With villa rental prices also falling 25-30 per cent, Obaid says investors need to be more creative in marketing their properties. “I’m trying to align my rental prices in order not to lose tenants and to stop the loss,” he says. “However, I think developers should review their strategy when it comes to supply and demand. Plus the real estate-related fees need to be reconsidered.”
Yousuf Khan, a Pakistani businessman who owns six units in Dubai, says individual investors could be more vulnerable. “For small investors like us, it is crucial to keep an eye on the market and see how we can manage losses and remain profitable in the current environment, where there is more supply chasing less demand,” says Khan. “To retain current tenants, we have reduced the annual rent by 35 per cent. There is an overall pressure on the property price and rent, but the situation will be apparent in 2021 after the Expo 2020 event. I believe if the rental freeze is implemented, it will provide a breathing space to landlords but that needs to be consistent, and should be in all areas in Dubai, be it in the lower, middle or higher-end property segment.”
Tenants moving communities
With landlords now more willing to negotiate, many tenants are upgrading to bigger homes or better communities.
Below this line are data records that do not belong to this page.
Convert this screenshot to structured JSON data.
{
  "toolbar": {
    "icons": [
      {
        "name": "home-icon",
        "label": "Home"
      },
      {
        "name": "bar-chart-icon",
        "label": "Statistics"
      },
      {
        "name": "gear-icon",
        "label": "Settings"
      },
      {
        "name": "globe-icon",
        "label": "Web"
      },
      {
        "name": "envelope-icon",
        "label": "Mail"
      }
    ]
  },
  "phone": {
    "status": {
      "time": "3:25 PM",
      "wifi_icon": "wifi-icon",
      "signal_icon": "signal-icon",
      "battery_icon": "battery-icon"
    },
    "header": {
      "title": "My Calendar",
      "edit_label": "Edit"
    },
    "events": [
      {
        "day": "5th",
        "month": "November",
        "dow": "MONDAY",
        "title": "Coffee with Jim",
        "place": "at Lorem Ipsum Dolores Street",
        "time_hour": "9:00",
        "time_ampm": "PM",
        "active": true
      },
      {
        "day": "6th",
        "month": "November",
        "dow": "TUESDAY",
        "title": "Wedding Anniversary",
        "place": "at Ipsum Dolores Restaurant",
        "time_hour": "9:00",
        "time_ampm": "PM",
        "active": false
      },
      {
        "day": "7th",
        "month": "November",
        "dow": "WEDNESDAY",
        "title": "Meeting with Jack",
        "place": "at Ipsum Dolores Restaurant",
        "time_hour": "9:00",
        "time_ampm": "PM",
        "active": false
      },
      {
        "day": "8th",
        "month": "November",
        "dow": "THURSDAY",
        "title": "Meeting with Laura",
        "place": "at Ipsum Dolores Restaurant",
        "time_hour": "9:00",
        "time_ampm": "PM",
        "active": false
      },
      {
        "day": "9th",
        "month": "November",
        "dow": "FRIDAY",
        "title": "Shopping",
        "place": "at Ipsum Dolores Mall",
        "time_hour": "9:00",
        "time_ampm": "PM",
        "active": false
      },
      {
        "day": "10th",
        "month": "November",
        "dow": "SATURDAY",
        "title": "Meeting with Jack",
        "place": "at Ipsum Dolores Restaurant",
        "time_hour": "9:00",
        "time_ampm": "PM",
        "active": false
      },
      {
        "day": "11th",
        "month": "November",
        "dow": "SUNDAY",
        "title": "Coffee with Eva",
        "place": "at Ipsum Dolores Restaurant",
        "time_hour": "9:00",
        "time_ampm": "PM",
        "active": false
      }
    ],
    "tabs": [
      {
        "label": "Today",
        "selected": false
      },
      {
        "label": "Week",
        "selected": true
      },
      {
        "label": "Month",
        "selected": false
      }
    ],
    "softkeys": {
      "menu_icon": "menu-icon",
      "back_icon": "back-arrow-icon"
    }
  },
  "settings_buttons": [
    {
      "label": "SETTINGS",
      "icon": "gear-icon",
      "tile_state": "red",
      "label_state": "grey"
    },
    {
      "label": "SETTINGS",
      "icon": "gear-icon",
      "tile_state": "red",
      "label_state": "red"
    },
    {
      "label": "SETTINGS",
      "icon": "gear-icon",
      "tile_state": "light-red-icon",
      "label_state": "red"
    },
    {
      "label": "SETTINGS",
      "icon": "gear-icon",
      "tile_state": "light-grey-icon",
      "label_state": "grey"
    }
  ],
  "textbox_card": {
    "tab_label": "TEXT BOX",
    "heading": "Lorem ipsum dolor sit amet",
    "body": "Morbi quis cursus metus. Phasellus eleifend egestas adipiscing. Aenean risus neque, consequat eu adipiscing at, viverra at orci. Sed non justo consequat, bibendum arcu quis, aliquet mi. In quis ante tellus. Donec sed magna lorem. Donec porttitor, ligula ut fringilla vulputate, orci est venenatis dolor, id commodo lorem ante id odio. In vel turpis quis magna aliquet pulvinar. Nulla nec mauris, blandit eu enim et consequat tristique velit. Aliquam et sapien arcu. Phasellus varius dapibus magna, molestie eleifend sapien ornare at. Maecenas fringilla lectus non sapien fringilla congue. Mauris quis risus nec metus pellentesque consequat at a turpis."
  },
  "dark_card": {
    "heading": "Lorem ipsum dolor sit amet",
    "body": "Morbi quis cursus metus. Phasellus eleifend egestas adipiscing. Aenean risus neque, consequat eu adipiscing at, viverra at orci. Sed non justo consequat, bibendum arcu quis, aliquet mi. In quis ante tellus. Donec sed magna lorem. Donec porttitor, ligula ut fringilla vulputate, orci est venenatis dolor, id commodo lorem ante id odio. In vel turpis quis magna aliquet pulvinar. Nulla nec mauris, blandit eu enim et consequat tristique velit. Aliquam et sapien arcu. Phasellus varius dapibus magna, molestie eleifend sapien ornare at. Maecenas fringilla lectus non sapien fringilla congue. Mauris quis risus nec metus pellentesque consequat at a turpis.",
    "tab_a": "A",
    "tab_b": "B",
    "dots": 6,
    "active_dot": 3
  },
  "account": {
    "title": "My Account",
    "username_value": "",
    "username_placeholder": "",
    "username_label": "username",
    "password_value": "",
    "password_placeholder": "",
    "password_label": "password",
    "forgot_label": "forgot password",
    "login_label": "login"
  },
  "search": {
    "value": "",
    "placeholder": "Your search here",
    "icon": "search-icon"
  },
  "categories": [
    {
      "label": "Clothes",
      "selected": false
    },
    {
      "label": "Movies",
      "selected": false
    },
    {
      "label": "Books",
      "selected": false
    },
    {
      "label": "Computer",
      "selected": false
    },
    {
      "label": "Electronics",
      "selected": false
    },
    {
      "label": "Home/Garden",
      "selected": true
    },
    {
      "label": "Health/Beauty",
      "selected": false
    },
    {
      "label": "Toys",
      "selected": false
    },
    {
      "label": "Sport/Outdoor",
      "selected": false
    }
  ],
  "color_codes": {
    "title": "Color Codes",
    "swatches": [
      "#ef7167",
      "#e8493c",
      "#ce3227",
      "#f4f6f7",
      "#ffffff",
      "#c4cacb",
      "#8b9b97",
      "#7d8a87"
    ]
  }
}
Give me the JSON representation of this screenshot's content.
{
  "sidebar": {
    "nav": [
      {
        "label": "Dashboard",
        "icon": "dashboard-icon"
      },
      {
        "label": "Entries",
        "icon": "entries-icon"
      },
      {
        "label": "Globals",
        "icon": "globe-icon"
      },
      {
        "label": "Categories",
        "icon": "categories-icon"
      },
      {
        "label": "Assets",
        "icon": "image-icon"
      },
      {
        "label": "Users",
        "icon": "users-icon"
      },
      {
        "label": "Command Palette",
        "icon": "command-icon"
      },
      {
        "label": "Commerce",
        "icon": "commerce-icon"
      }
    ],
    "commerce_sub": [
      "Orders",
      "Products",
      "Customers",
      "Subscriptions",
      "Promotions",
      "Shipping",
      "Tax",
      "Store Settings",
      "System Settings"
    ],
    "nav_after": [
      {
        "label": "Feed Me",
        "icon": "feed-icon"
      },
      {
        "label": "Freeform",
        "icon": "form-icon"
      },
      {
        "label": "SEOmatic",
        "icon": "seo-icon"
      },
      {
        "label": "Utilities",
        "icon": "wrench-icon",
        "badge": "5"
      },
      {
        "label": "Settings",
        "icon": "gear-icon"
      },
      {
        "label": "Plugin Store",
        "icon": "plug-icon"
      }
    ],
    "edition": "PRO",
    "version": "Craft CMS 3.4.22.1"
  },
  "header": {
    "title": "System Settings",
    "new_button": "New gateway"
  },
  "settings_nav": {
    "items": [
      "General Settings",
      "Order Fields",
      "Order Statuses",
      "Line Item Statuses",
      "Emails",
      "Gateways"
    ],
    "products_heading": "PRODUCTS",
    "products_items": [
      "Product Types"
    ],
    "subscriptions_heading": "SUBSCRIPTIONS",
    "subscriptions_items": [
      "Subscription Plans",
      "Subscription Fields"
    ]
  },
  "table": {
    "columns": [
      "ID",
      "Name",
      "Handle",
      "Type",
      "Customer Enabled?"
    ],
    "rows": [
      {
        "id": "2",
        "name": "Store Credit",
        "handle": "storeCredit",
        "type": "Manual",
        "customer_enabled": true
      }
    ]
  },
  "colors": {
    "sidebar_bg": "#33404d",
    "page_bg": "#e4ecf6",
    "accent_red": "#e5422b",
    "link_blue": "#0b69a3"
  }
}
Chetan Sethi and his wife are among many who have moved to their preferred neighbourhood. “We lived in a one-bedroom flat in Discovery Gardens for six years,” says Sethi, a British travel designer. “This year we rented a one-bedroom flat in JLT Cluster A, Lake Side Residences, a place we always desired to live in. While money wise we are paying the same, but now we’re living in our preferred community and in a building that has all facilities, including a gym and a swimming pool. The rental market has dropped quite a lot, and in JLT the rentals have come down by 15-18 per cent, which has encouraged us to move here, as we wanted to be in a lively community for quite a time now.”
Adeela Siddiqui, a Pakistani tenant, will also be moving with her family from a 600-sq-ft apartment to an 800-sq-ft flat next month. “We are moving from Deira to Discovery Gardens where we are getting a bigger apartment than our old apartment in Deira, with a minor difference in rent. In Deira, we were paying Dh36,000 a year, while in Discovery Gardens we are being offered Dh40,000 a year. Just a Dh4,000 difference, but it is giving us a better lifestyle in a newer and better community. The reason for choosing Discovery Gardens is it is closer.